The Bias Starts With Us | Teen Ink

The Bias Starts With Us

July 2, 2015
By EttieGH GOLD, Mbabane, Other
EttieGH GOLD, Mbabane, Other
15 articles 2 photos 46 comments

First, let's get this straight, I know i'm not the first person to write about Society and i'm definitely not going to be the last one either. It's always going to be here and it's always going to annoy people. Here's what I've discovered during my teenage years so far(It's actually helpful).

First of all, my realisation and conclusion all started with my hair and my skin colour. I'm half African and half Scottish, but my hair and skin colour lean more towards the African side of things.
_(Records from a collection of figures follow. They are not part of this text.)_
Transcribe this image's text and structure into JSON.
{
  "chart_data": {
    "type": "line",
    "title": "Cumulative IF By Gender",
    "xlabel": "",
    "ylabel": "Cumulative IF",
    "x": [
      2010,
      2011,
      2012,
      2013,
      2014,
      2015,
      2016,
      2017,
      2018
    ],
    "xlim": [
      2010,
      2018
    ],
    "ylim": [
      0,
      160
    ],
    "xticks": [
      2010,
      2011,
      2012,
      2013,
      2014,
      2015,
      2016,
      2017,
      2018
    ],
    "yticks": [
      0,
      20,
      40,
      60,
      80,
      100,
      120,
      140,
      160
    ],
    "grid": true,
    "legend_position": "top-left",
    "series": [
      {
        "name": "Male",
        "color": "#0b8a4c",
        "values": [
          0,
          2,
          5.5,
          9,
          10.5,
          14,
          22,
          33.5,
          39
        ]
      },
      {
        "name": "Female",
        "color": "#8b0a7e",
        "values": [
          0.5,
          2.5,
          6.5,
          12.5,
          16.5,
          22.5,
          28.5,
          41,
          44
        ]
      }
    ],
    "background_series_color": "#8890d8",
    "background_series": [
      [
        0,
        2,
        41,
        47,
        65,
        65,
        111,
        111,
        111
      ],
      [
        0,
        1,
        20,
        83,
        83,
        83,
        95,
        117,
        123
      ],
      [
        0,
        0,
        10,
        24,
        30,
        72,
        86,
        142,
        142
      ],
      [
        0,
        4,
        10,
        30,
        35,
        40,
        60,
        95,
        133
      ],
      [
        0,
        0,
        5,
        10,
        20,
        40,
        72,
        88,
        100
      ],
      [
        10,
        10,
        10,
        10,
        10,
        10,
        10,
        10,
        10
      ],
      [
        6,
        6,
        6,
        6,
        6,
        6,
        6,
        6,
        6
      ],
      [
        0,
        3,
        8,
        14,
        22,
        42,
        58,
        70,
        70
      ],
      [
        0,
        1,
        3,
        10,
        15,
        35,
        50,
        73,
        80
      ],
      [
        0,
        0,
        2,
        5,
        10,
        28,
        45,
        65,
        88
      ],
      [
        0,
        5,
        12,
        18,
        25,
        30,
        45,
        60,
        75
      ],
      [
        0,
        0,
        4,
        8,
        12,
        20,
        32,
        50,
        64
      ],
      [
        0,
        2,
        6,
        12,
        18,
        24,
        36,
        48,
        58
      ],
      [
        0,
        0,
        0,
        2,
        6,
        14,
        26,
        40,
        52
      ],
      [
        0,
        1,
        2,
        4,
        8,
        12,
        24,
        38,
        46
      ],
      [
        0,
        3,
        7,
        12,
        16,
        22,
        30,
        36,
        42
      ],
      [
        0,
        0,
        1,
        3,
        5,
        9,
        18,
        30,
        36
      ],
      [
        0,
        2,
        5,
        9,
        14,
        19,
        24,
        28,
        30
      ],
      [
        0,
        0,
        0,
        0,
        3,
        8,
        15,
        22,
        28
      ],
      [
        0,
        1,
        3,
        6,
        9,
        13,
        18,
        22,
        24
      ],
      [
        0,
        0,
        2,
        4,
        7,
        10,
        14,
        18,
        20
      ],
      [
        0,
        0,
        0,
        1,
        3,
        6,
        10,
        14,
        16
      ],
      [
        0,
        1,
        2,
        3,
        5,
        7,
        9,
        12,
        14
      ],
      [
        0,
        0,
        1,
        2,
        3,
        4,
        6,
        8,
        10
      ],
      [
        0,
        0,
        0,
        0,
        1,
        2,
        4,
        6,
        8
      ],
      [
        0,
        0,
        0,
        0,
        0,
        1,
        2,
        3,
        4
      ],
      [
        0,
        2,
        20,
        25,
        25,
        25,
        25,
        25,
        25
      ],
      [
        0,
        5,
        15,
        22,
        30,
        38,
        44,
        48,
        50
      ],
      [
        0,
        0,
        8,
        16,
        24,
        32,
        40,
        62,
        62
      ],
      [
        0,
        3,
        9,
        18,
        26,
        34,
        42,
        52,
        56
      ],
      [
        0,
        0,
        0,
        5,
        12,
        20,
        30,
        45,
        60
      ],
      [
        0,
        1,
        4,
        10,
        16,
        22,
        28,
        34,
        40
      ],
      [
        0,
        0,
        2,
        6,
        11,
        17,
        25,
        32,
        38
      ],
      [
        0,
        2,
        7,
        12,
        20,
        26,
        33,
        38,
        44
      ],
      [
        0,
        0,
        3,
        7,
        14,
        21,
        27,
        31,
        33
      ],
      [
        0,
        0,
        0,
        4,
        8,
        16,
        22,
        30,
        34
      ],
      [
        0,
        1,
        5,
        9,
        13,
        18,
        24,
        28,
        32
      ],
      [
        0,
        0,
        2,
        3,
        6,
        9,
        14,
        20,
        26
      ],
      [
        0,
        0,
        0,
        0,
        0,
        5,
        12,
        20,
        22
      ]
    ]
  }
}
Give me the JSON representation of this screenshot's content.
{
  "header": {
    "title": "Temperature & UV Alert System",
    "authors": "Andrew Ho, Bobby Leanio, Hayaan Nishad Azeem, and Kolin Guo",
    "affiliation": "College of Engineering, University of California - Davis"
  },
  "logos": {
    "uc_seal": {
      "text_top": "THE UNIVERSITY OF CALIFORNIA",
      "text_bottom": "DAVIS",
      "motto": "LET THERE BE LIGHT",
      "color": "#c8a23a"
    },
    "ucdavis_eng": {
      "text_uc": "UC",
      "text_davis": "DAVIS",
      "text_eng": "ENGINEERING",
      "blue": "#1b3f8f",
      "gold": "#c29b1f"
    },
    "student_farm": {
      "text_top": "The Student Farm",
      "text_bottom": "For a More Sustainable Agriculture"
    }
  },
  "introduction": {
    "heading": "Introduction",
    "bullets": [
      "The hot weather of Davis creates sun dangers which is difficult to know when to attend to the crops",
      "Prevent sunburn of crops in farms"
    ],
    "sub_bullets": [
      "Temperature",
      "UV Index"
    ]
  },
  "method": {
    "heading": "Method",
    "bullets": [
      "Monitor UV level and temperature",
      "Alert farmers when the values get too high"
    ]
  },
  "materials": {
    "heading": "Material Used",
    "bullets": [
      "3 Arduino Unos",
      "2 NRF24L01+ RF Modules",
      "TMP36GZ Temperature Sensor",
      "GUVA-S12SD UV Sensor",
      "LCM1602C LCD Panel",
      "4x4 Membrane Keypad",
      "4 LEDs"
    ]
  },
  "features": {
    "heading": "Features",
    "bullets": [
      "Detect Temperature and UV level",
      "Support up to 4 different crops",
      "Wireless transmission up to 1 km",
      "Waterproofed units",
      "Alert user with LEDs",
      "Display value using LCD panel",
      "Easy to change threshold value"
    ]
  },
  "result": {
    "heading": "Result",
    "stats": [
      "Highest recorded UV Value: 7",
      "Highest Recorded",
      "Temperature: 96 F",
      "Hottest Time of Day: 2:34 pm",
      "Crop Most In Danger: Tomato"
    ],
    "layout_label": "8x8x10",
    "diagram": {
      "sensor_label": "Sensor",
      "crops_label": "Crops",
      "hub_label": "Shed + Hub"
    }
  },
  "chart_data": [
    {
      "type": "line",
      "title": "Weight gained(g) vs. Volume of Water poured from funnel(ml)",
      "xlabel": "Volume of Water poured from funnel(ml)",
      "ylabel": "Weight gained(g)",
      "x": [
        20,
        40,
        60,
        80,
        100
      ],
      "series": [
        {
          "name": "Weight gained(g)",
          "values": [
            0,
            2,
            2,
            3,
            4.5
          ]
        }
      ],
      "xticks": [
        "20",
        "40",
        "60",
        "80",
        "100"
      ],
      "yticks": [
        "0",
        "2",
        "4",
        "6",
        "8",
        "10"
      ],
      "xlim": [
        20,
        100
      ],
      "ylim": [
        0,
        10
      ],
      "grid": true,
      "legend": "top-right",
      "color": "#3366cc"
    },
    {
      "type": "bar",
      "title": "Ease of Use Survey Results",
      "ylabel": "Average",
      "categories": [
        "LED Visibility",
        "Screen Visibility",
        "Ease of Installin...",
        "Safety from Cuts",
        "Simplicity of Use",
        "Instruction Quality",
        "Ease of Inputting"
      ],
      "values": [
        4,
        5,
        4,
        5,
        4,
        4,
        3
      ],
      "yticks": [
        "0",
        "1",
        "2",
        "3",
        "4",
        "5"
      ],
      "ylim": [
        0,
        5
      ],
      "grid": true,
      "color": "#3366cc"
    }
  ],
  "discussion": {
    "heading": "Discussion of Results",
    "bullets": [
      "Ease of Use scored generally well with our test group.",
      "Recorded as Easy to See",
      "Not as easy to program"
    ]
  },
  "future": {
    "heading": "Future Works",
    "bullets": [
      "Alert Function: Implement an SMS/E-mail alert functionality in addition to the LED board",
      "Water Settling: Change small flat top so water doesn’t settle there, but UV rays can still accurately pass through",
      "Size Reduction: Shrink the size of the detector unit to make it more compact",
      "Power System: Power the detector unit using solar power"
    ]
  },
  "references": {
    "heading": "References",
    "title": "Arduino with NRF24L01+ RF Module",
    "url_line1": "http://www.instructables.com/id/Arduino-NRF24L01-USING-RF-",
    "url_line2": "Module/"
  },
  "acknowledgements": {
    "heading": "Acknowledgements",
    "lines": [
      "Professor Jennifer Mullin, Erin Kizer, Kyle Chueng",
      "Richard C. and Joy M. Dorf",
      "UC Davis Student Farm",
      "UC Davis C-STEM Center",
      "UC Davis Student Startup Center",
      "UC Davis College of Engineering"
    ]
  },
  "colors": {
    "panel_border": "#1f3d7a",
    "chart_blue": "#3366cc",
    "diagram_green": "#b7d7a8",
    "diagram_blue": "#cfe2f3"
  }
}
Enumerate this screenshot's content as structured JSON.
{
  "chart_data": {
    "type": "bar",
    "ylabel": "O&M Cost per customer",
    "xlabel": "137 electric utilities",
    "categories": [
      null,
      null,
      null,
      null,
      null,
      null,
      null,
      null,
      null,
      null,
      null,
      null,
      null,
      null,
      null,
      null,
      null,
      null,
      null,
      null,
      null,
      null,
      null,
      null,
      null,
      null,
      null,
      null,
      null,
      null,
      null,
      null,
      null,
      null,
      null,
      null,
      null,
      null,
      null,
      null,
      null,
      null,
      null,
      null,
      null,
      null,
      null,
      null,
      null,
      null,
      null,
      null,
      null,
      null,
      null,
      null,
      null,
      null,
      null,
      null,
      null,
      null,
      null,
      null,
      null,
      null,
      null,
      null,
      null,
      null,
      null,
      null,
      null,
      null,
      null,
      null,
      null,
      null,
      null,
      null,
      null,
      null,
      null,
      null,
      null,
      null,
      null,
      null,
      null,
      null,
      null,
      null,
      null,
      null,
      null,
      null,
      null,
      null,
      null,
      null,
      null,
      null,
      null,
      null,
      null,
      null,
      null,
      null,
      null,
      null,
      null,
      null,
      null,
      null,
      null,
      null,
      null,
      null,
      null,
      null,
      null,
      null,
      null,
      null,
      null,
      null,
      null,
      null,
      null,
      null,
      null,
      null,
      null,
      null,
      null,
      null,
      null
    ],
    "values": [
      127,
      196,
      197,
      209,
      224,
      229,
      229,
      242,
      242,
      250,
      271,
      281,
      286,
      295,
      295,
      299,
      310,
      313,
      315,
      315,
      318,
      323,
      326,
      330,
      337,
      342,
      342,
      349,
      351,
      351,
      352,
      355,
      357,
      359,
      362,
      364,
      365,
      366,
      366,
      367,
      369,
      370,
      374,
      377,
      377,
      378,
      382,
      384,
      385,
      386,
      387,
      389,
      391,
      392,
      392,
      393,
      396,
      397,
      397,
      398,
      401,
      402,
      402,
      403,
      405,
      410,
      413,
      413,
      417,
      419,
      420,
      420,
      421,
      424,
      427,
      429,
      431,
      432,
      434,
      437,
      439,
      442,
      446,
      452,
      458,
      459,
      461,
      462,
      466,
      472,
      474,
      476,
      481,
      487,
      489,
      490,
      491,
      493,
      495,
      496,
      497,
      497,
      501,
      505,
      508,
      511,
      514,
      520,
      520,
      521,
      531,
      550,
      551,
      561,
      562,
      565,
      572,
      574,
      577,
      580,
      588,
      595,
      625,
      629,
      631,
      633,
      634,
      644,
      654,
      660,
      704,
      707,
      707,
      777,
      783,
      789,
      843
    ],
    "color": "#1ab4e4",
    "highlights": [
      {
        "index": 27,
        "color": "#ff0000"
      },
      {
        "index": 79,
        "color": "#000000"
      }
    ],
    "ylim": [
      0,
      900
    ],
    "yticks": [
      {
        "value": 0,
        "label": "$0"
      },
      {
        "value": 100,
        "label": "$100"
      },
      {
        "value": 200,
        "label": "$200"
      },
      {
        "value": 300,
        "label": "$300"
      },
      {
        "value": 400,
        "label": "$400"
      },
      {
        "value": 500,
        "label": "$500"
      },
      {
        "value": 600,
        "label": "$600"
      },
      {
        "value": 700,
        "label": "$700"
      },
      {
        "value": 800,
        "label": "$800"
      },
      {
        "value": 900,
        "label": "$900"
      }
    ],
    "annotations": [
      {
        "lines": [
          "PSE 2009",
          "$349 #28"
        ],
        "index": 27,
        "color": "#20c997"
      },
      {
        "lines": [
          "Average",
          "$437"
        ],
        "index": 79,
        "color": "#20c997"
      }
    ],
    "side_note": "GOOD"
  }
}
My hair is thick, and if i let it grow out naturally it'll turn into an afro. my skin colour is light brown. my whole lfie, looking around, i'd hate not belonging to a certain group of people. I'm coloured, not white and not black. I heard it all from other people too, especially when they saw me beside my half-brother and sister who are white and my cousin who is black.

When i turned 14 my clothes and bookish personality were added into the equation. I dressed likeme. I wasn't afraid to wear pyjamas out of the house, nor was i embarrassed that my clothes weren't hipster. Then boys came into the equation and Facebook started to be more important to me as well. I found myself changing to conform to society.

That means that eyeliner became an everyday thing for me, i went shopping and only bought things i'd seen 'cool' kids wear and i started to shut up when I would usually just speak my mind.

That's when the sadness hit me. My Facebook pictures weren't gettign enough likes, that boy didn't text me back immediately and of course there was acne. I had 'growing' stretchmarks on my knees and, worst of all, the people who i thought were my friends turned out not to be. Sitting back and evaluating all of that, I realised that i was missing out on joy. I realised that i'd dropped everything that I loved to become a part of something and i'd gotten my wish, except i''d become another spot of grey on a grey wall.

Then i started my cleanse. That is, a cleanse of all things not me. I went on facebook and deleted the contacts i didnt knoe, those people who weren't actually friends of mine. Then, i posted the pictures of me having fun, regardless of whether or not i looked like a 10 in them. I started making faces to the camera and i admitted to people that i still read Rick Riordan books because i love them. I realised who my true friends were(People who accepted me) and I dropped my fake ones. I also accpeted me for being me. I might not have hair that can grow down to my butt, or eyes the colour of the ocean, but i'm me and I realised that outward appearances shoudln't matter all that much. I might not have a 'pure' skin colour, but we are all the same on the inside. I started to dancing to songs I love in grocery stores again and making faces at kids, whether or not people were looking at me. I let the careless, childish part of me back out, because that was what I really wanted.

The hardest thing to drop was my bias. That's when I realised that if we judge, we become a part of society. We become a part of the same society that we accuse of being cold and evil and a big ball of hurt towards anyone who doesn't conform. I tried to change to conform to what I heard others say, what they approved of. I hid my vibrant spot on that grey wall to be liked by those whom I thought matterred.

If you want to change society, start with yourself. Don't judge what that person is wearing, or their weight and don't try to get them to change (If what they're doing isn't hurtful to them or others of course). When i stopped trying to be friends with those 'cool' kids and just became me again, I also realised that there are so many amazing people out there. There are so many awesome personalities out there. Their differences make them unique and refreshing as well.

The bias all starts with us and we can actually change things for the better.

The author's comments:

This is all inspired from my personal life experiences.